Lei 10.406/2002 – Acesso em 02/03/2026
O Artigo 1.464 do Código Civil de 2002 confere ao credor hipotecário de veículo automotor um importante direito de fiscalização. Este dispositivo legal assegura ao credor a prerrogativa de verificar o estado do bem empenhado, inspecionando-o onde quer que se encontre, seja pessoalmente ou por meio de um representante devidamente credenciado. Tal previsão visa proteger a garantia real, assegurando que o bem não sofra depreciação indevida ou desvio de finalidade que possa comprometer a satisfação do crédito.
A natureza jurídica desse direito é de uma faculdade acessória à garantia real, essencial para a manutenção da integridade do objeto da hipoteca. Embora o artigo não detalhe a periodicidade ou a forma específica dessa inspeção, a doutrina entende que deve ser exercida de maneira razoável, sem configurar abuso de direito ou perturbação indevida ao devedor. A jurisprudência, por sua vez, tem validado a cláusula contratual que prevê a visita periódica, desde que previamente comunicada e justificada pela necessidade de preservar a garantia.

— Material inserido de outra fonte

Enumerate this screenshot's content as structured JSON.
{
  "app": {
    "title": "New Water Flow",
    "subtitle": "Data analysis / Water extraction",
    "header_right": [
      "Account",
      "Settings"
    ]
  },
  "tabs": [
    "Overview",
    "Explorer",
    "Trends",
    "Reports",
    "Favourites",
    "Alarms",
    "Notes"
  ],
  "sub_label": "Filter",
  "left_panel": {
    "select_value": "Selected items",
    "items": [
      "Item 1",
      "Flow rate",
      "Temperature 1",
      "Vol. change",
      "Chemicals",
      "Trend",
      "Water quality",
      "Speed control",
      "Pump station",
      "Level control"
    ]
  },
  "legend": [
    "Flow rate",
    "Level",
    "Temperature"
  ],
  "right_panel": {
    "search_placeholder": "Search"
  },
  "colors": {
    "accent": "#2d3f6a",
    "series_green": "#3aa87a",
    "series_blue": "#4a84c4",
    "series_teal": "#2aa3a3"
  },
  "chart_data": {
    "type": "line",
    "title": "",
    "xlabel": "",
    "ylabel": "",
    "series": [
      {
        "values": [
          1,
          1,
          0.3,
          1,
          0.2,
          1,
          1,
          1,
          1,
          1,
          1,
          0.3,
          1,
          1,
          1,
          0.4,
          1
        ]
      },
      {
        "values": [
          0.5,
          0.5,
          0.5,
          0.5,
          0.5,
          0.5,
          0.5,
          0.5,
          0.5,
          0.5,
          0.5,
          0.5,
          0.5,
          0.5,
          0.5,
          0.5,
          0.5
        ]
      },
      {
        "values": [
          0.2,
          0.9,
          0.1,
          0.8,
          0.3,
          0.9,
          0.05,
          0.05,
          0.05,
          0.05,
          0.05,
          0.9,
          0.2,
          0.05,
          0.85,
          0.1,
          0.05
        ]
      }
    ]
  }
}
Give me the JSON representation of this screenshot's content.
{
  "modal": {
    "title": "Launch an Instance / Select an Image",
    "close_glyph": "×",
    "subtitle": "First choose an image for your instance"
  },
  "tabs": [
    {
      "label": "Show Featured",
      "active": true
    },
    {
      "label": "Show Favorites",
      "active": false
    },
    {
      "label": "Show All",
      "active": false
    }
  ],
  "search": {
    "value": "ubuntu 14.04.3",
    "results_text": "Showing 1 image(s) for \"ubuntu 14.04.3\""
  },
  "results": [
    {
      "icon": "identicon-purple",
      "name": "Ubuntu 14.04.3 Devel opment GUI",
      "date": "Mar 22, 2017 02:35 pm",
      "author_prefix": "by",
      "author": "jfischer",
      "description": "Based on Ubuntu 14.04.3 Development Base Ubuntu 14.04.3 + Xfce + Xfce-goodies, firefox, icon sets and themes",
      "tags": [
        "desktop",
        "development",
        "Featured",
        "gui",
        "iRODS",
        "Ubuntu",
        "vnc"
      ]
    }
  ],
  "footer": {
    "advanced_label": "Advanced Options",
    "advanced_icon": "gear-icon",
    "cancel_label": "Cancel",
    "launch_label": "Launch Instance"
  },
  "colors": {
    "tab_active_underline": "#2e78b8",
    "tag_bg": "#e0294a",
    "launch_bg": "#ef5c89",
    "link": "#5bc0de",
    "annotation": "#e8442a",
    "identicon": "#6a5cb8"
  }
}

Na prática advocatícia, este artigo é crucial para a gestão de riscos em operações de crédito com garantia de veículo. Advogados devem orientar seus clientes credores a incluir cláusulas contratuais claras que regulamentem o exercício desse direito, estabelecendo procedimentos e periodicidade para as inspeções. A omissão do devedor em permitir a fiscalização pode, inclusive, configurar quebra de contrato e ensejar o vencimento antecipado da dívida, conforme a interpretação de outros dispositivos do Código Civil sobre a perda da garantia.
A relevância do Art. 1.464 transcende a mera fiscalização física, pois a manutenção da integridade do bem é fundamental para a segurança jurídica do credor. Conforme análises realizadas pelo sistema de inteligência artificial jurídica Redizz, que mapeia a legislação brasileira e suas interconexões, a efetividade dessa prerrogativa está diretamente ligada à capacidade do credor de agir preventivamente contra a deterioração ou ocultação do bem. A discussão prática frequentemente envolve a prova da recusa do devedor em permitir a inspeção e as consequências processuais dessa negativa, como a busca e apreensão do veículo em caso de inadimplemento.